Everybody with whom I have discussed this regards this as either
obvious or, essentially, an axiom. I would very much like a reference
for this, plus an explanation of what is meant if $f,g$ correspond to
"odd" lattices. For example, it would be wonderful if somewhere this claim and the words Theorem or Proposition or Lemma happened in the same sentence. I think I am making progress on the other bits I
need, essentially ch. 26,27 in SPLAG, but this claim has me snowed,
or perhaps buffaloed, thrown, stumped. As far as books that I own, I do not see the claim being discussed in Jones, Watson, O'Meara, Serre, Cassels, Kitaoka, Ebeling, Gerstein. I stopped by the office of R. Borcherds and discussed related matters for a while, the relevant articles are 1985 The Leech Lattice and 1990 Lattices Like the Leech Lattice, but I don't see the SPLAG claim in an explicit manner.  
EDIT... Sexy application: the Leech lattice and all the Niemeier lattices are in the same genus. Pointed out in an MO comment by Noam Elkies, who knows things.
 A: A good reference for this assertion is Cassels's "Rational Quadratic Forms", though you have to dig a bit.
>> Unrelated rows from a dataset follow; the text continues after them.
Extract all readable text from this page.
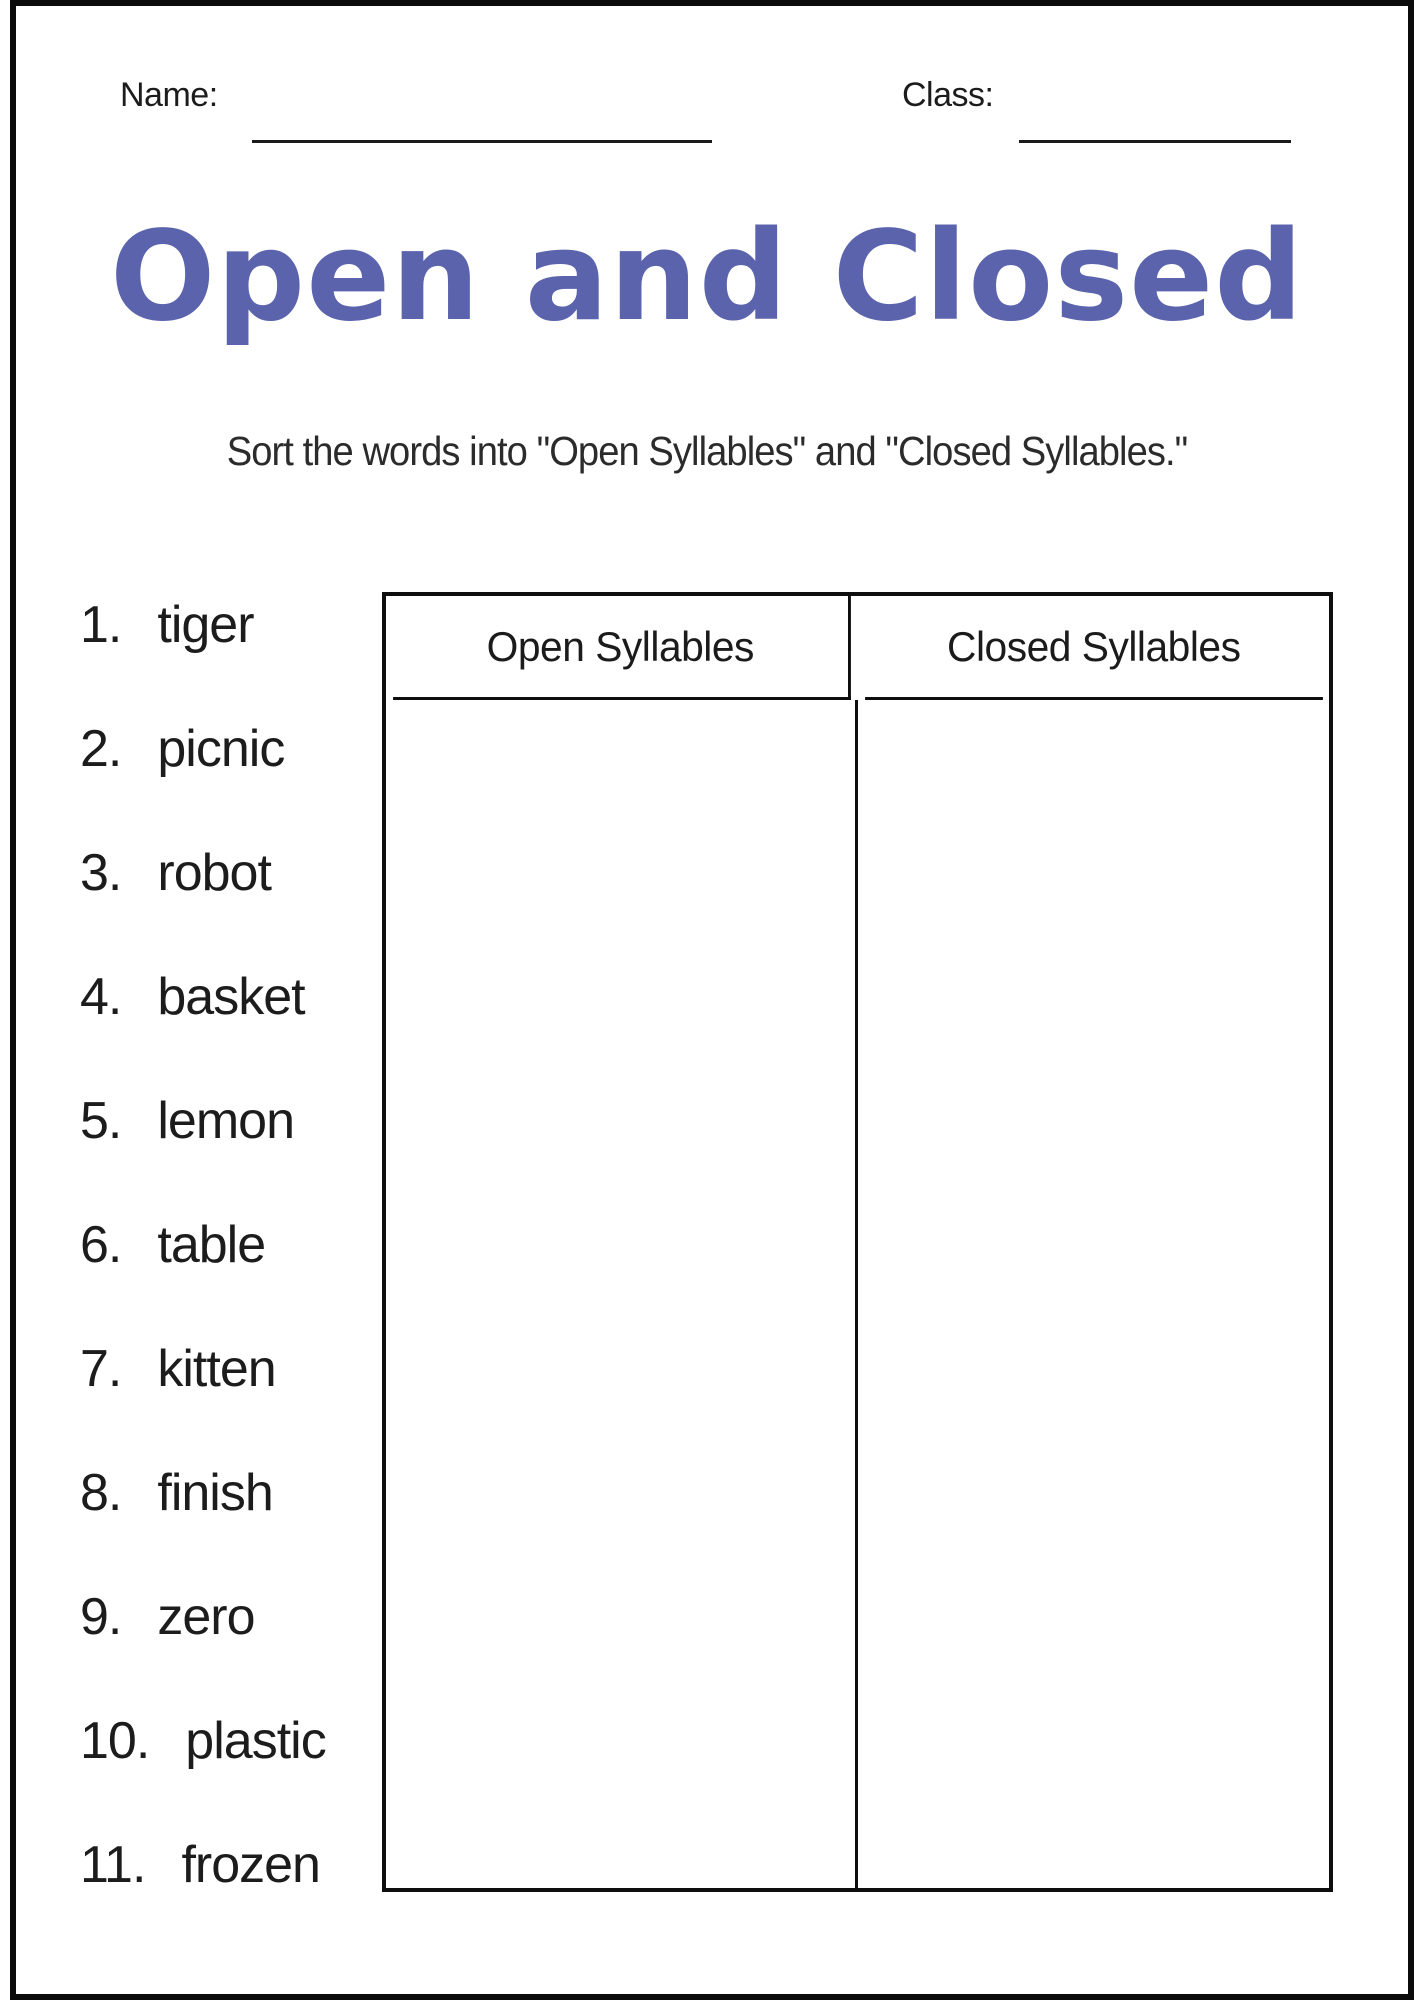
Name:	Class:
Open and Closed
Sort the words into "Open Syllables" and "Closed Syllables."
1. tiger
2. picnic
3. robot
4. basket
5. lemon
6. table
7. kitten
8. finish
9. zero
10. plastic
11. frozen
Open Syllables	Closed Syllables
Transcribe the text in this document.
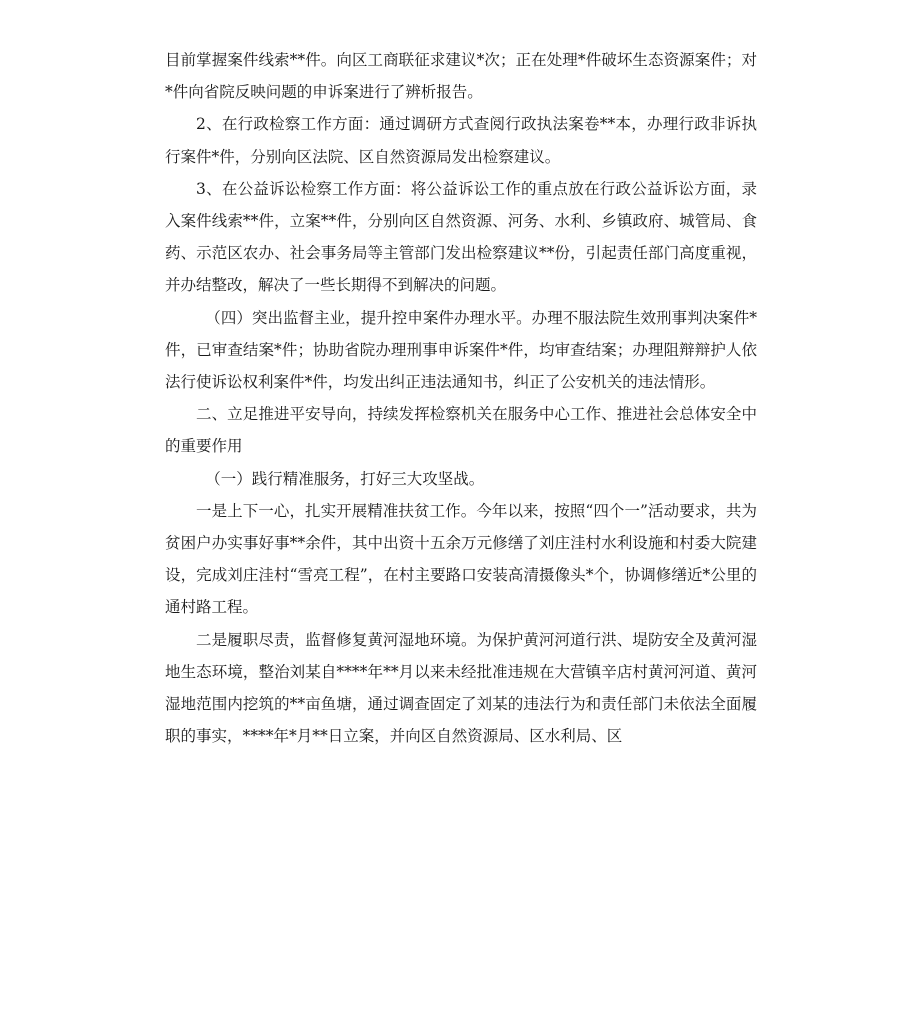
目前掌握案件线索**件。向区工商联征求建议*次；正在处理*件破坏生态资源案件；对*件向省院反映问题的申诉案进行了辨析报告。

2、在行政检察工作方面：通过调研方式查阅行政执法案卷**本，办理行政非诉执行案件*件，分别向区法院、区自然资源局发出检察建议。

3、在公益诉讼检察工作方面：将公益诉讼工作的重点放在行政公益诉讼方面，录入案件线索**件，立案**件，分别向区自然资源、河务、水利、乡镇政府、城管局、食药、示范区农办、社会事务局等主管部门发出检察建议**份，引起责任部门高度重视，并办结整改，解决了一些长期得不到解决的问题。

（四）突出监督主业，提升控申案件办理水平。办理不服法院生效刑事判决案件*件，已审查结案*件；协助省院办理刑事申诉案件*件，均审查结案；办理阻辩辩护人依法行使诉讼权利案件*件，均发出纠正违法通知书，纠正了公安机关的违法情形。

二、立足推进平安导向，持续发挥检察机关在服务中心工作、推进社会总体安全中的重要作用

（一）践行精准服务，打好三大攻坚战。

一是上下一心，扎实开展精准扶贫工作。今年以来，按照“四个一”活动要求，共为贫困户办实事好事**余件，其中出资十五余万元修缮了刘庄洼村水利设施和村委大院建设，完成刘庄洼村“雪亮工程”，在村主要路口安装高清摄像头*个，协调修缮近*公里的通村路工程。

二是履职尽责，监督修复黄河湿地环境。为保护黄河河道行洪、堤防安全及黄河湿地生态环境，整治刘某自****年**月以来未经批准违规在大营镇辛店村黄河河道、黄河湿地范围内挖筑的**亩鱼塘，通过调查固定了刘某的违法行为和责任部门未依法全面履职的事实，****年*月**日立案，并向区自然资源局、区水利局、区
Let me see if I can outline the proof. First, I think Conway and Sloane assume $f$ and $g$ are classical integral (i.e. correspond to even lattices). In my copy of SPLAG, at the end of subsection 2.1 of that chapter, they say "so in this book we call $f$ an integral form if and only if its matrix coefficients are integers (i.e. if and only if it is classically integral ...)".
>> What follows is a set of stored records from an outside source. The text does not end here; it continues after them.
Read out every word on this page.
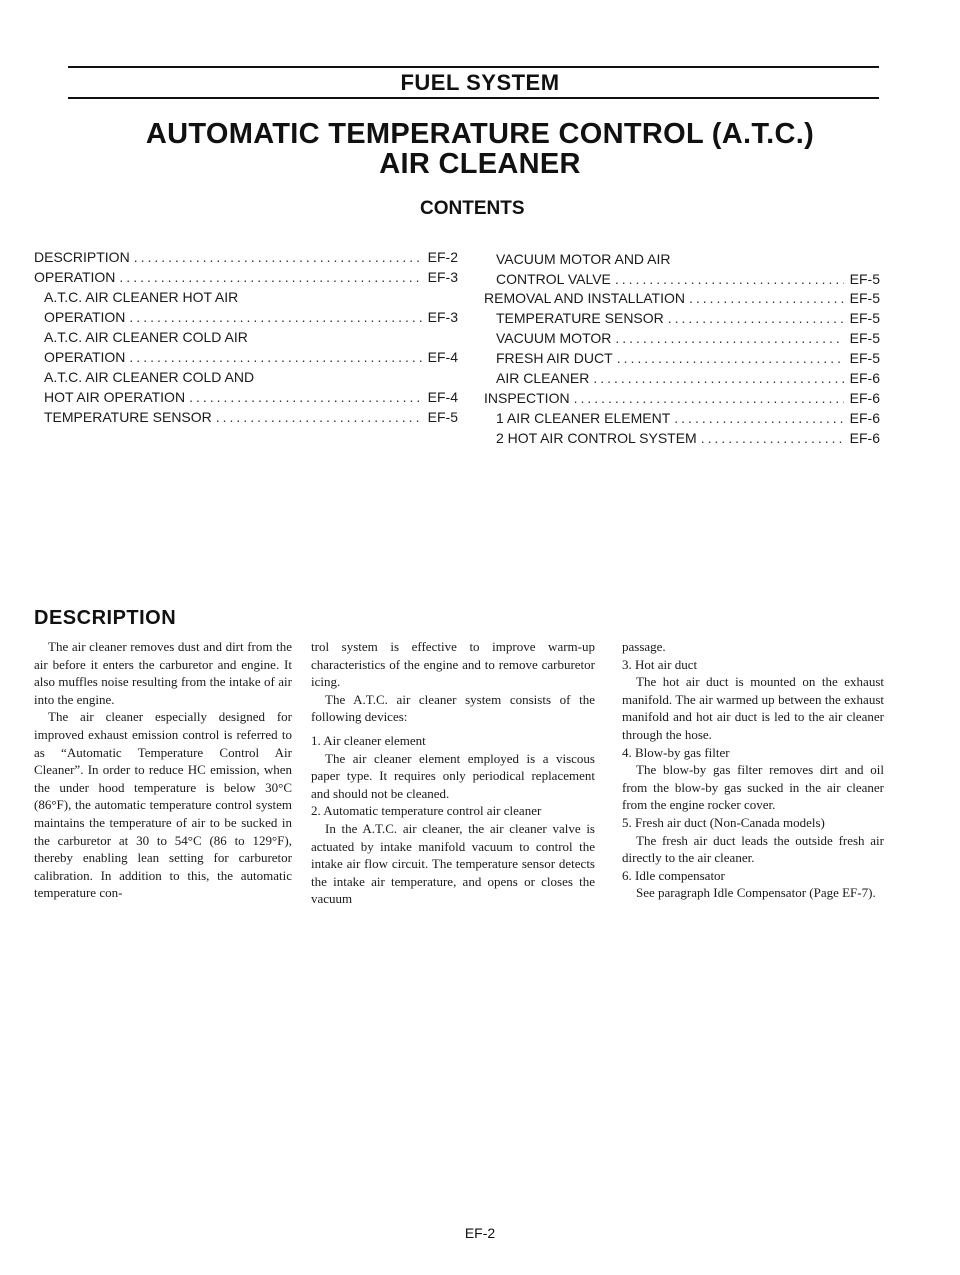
FUEL SYSTEM
AUTOMATIC TEMPERATURE CONTROL (A.T.C.)
AIR CLEANER
CONTENTS
DESCRIPTION .....	EF-2
OPERATION .....	EF-3
A.T.C. AIR CLEANER HOT AIR
OPERATION .....	EF-3
A.T.C. AIR CLEANER COLD AIR
OPERATION .....	EF-4
A.T.C. AIR CLEANER COLD AND
HOT AIR OPERATION .....	EF-4
TEMPERATURE SENSOR .....	EF-5
VACUUM MOTOR AND AIR
CONTROL VALVE .....	EF-5
REMOVAL AND INSTALLATION .....	EF-5
TEMPERATURE SENSOR .....	EF-5
VACUUM MOTOR .....	EF-5
FRESH AIR DUCT .....	EF-5
AIR CLEANER .....	EF-6
INSPECTION .....	EF-6
1 AIR CLEANER ELEMENT .....	EF-6
2 HOT AIR CONTROL SYSTEM .....	EF-6
DESCRIPTION

The air cleaner removes dust and dirt from the air before it enters the carburetor and engine. It also muffles noise resulting from the intake of air into the engine.

The air cleaner especially designed for improved exhaust emission control is referred to as “Automatic Temperature Control Air Cleaner”. In order to reduce HC emission, when the under hood temperature is below 30°C (86°F), the automatic temperature control system maintains the temperature of air to be sucked in the carburetor at 30 to 54°C (86 to 129°F), thereby enabling lean setting for carburetor calibration. In addition to this, the automatic temperature con-

trol system is effective to improve warm-up characteristics of the engine and to remove carburetor icing.

The A.T.C. air cleaner system consists of the following devices:

1. Air cleaner element

The air cleaner element employed is a viscous paper type. It requires only periodical replacement and should not be cleaned.

2. Automatic temperature control air cleaner

In the A.T.C. air cleaner, the air cleaner valve is actuated by intake manifold vacuum to control the intake air flow circuit. The temperature sensor detects the intake air temperature, and opens or closes the vacuum

passage.

3. Hot air duct

The hot air duct is mounted on the exhaust manifold. The air warmed up between the exhaust manifold and hot air duct is led to the air cleaner through the hose.

4. Blow-by gas filter

The blow-by gas filter removes dirt and oil from the blow-by gas sucked in the air cleaner from the engine rocker cover.

5. Fresh air duct (Non-Canada models)

The fresh air duct leads the outside fresh air directly to the air cleaner.

6. Idle compensator

See paragraph Idle Compensator (Page EF-7).

EF-2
Now suppose $f$ and $g$ are in the same genus. Then so are $f\oplus H$ and $g \oplus H$. Next, we want to show they're in the same spinor genus. This follows from the Corollary of Lemma 3.6 of Chapter 11 of Cassels: "If we show $U_p \subset \theta(\Lambda_p)$ for all $p$, then the genus of $\Lambda$ consists of a single spinor genus". Here $\Lambda = f \oplus U$, where I'm identifying the form and the lattice by a bit of abuse of notation. Since $\theta(\Lambda_p) \supset \theta(H_p)$ (see a few sentences below the corollary), and $\theta(H_p) \supset U_p$ by Lemmas 3.7 and 3.8, we've proved that the genus consists of a single spinor genus.
Finally, since the forms are indefinite of dimension at least $3$, the spinor genus consists of a single class.
To go back is the easier direction (I think): if $f \oplus U$ is equivalent to $g \oplus U$, then they are equivalent over $\mathbb{Z}_p$ for every $p$. Then an analogue of Witt cancellation will do the job (see Chapter 8 of Cassels).